How to reinvent electricity markets after COP21
(Brussels) — 18 February 2016
Electricity markets are undergoing massive transformation, as the push for low-carbon power generation shifts the industry towards high investment in renewables and other new technologies even as demand stagnates or declines in many countries.
Just in time, the IEA presents Re-powering Markets: Market design and regulation during the transition to low-carbon power systems. Drawing on the Agency’s review of best practices in electricity market design, mainly in Europe, the United States and Australia, the study offers guidance to governments, regulators, companies and investors on how to transition to low-carbon generation.
Building the electricity markets of the future, Re-powering Markets explains, requires a comprehensive framework that encourages low-carbon investments and operational efficiency but also keeps security of supply as a top priority. That requires efficient markets, which are best achieved by introducing prices that reflect supply and demand conditions as often as possible and as close as possible to locations where the energy is generated or consumed. Markets are adopting technology that allows such pricing, including day-ahead, intraday and real-time trading, as well as by zone to stimulate cross-border trade. The detailed price information needs to be transparent to communicate the cost of electricity in specific circumstances as well as the relative value of different forms of electricity generation so that all participants, even from neighbouring markets, learn where and when to operate and invest.
Furthermore, efficient markets unlock flexibility to deal with renewables’ variability, like when and where the wind does not blow or the sun does not shine – or when and where wind and solar generation is abundant – as well as weather forecasting errors and network congestion.
Besides efficient markets, the shift to a low-carbon energy system requires a robust carbon price to help reveal the right value for various technologies. That is part of the regulation with long-term arrangements that is necessary to attract investments in a timely manner and at the scale required. Investors, governments and consumers all have to share the risks in the transition, Re-powering Markets explains, to ensure efficient and lowest-cost evolution.
More than just generation is at stake. Networks, too, are critical: improving and expanding power grids, including across borders, helps ensure successful integration of higher shares of wind and solar power as well as increases energy security. Proper governance is necessary to see the bigger, often transnational, picture critical to a modern electricity system: options examined in the book include transmission auctioning. Regulation of distribution must also be modernised to take into account the potential of batteries as well as consumers who also produce renewable electricity.
As the markets evolve, though, shortages of capacity can result in scarcity prices. While these prices are critical to incentivise generators to produce as well as to get consumers to reduce demand, Re-powering Markets makes clear the need for an adequate regulatory framework during hours of capacity shortage.
Besides looking at price spikes, the book examines other ways regulators can cope with the huge uncertainty of decarbonisation pathways and policies, including capacity mechanisms that pay for maintaining adequate generation to meet politically set reliability standards. It also details the opportunities that demand response offers through dynamic pricing and the pooling of consumers through new technologies, including the impact of increased electrification from widespread adoption of electric cars and other new technology.

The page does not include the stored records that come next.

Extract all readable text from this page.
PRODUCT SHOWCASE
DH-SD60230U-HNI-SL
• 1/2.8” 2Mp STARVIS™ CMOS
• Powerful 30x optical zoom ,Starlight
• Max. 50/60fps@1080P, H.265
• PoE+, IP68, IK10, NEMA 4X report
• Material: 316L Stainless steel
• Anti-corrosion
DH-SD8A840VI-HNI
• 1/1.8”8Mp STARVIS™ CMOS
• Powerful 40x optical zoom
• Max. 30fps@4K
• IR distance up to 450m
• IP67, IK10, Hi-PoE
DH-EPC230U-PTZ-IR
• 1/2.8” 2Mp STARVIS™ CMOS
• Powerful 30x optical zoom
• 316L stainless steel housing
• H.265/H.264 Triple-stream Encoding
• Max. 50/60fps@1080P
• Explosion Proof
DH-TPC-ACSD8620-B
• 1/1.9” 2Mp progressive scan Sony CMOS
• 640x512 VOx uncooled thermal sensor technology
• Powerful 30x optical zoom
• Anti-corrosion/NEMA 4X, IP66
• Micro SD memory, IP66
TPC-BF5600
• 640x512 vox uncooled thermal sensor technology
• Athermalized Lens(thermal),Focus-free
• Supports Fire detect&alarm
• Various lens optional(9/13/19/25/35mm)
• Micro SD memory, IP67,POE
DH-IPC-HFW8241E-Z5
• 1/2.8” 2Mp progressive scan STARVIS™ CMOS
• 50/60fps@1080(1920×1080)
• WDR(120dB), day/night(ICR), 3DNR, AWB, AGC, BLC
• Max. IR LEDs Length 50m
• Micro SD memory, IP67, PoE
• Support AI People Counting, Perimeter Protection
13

In the end, there is no definitive market design for the low-carbon energy systems of the future. But governments and industry around the world must adjust as new technologies prompt constant evolution, and Re-powering Markets shows them how to navigate that transformation by developing markets that provide secure, sustainable and affordable electricity.
About the IEA
Founded in 1974, the International Energy Agency was initially designed to help countries co-ordinate a collective response to major disruptions in the supply of oil. While this remains a key aspect of its work, the IEA has evolved and expanded. It is at the heart of global dialogue on energy, providing authoritative statistics and analysis. The IEA examines the full spectrum of energy issues and advocates policies that will enhance the reliability, affordability and sustainability of energy in its 29 member countries and beyond.